Where in this world does one find
Someone restrained by conscience,
Who knows little of blame,
As a good horse knows little of the whip?
Like a good horse alert to the whip,
Be ardent and alarmed*.
With faith, virtue, effort,
Concentration and discernment,
Accomplished in knowledge and good conduct,
You will leave this great suffering behind. (translated by Gil Fronsdal)
(Gil’s note) *Saṃvega in Pali describes a deep religious stirring or agitation of the heart in the face of the magnitude of the world’s suffering.
With respect to the phrase “alert to the whip” the following classic explanation is offered:
In the Agama [Chinese sutta], the Buddha taught monks that there are four kinds of horses. The first kind is most sharp-witted, startled when it sees the shadow of the whip, and understands what the rider wants. The second kind is startled when the whip touches its hair. The third kind is surprised after the whip touches its flesh. The fourth kind wakes up only after [the whip] has penetrated to the bone.
Then the Buddha explained that the first horse is like the person who realizes impermanence when he hears that someone in another village died; the second horse is like the person who sees impermanence when he hears that someone in his village died; the third horse is like the person who realizes impermanence when his parent dies; the fourth horse is like person who doesn’t realize impermanence until he faces his own death. (from https://dogeninstitute.wordpress.com/tag/four-horses/)
These verses will arouse a sense of urgency in the sensitive reader or hearer, with respect to our own inevitable death and also the importance of our thoughts, words, and deeds right now. They point out that it’s critical that we be mindful, ethical in our behavior, and maintain consistent effort in the direction of the wholesome. If we don’t have a sense of direction, we may wander around randomly, being led towards or repelled by whatever or whomever we encounter.

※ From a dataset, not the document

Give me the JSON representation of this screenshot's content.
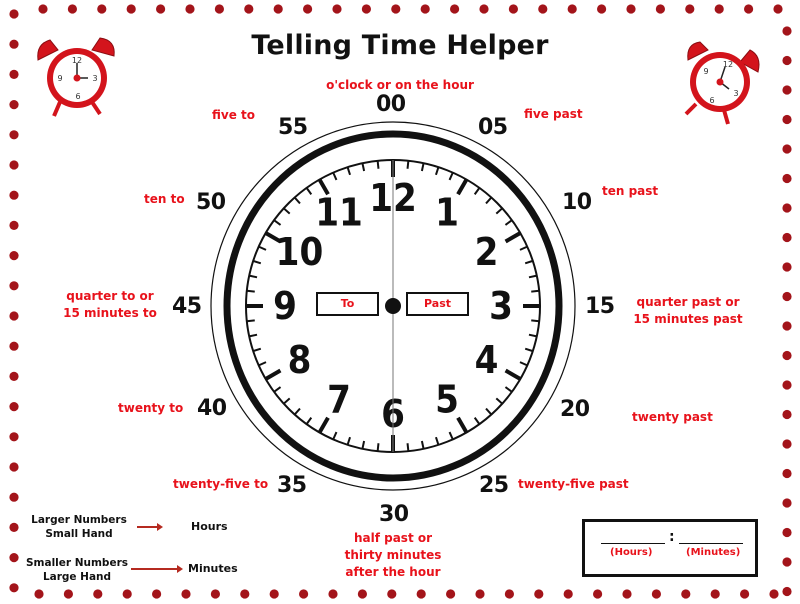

It may not be obvious to everyone that our human lives are time-limited and that therefore our responsibilities cannot be postponed. We are capable of living in the delusion that if we don’t think about the fact of impermanence then we can happily live in the fantasy of a stable and unchanging world. However, before long we are confronted by unpleasant realities, and our responses are revealing. Did we think that dukkha was not real? That our words and actions didn’t have consequences for us and others? Did we convince ourselves that we deserved and would have an untroubled life? If so, then we are like the fourth horse, who requires the strongest reminder that impermanence and dukkha are real.
If we live more within the scope of reality where good and bad things happen with apparent randomness all the time, then we are more like the second or third horses. If we are alert to the danger of creating negative results through our words and deeds, knowing that actions of body, speech, and mind have consequences and that the only arena of control we have is our own actions, we will be like the first horse, “restrained by conscience and knowing little of blame.”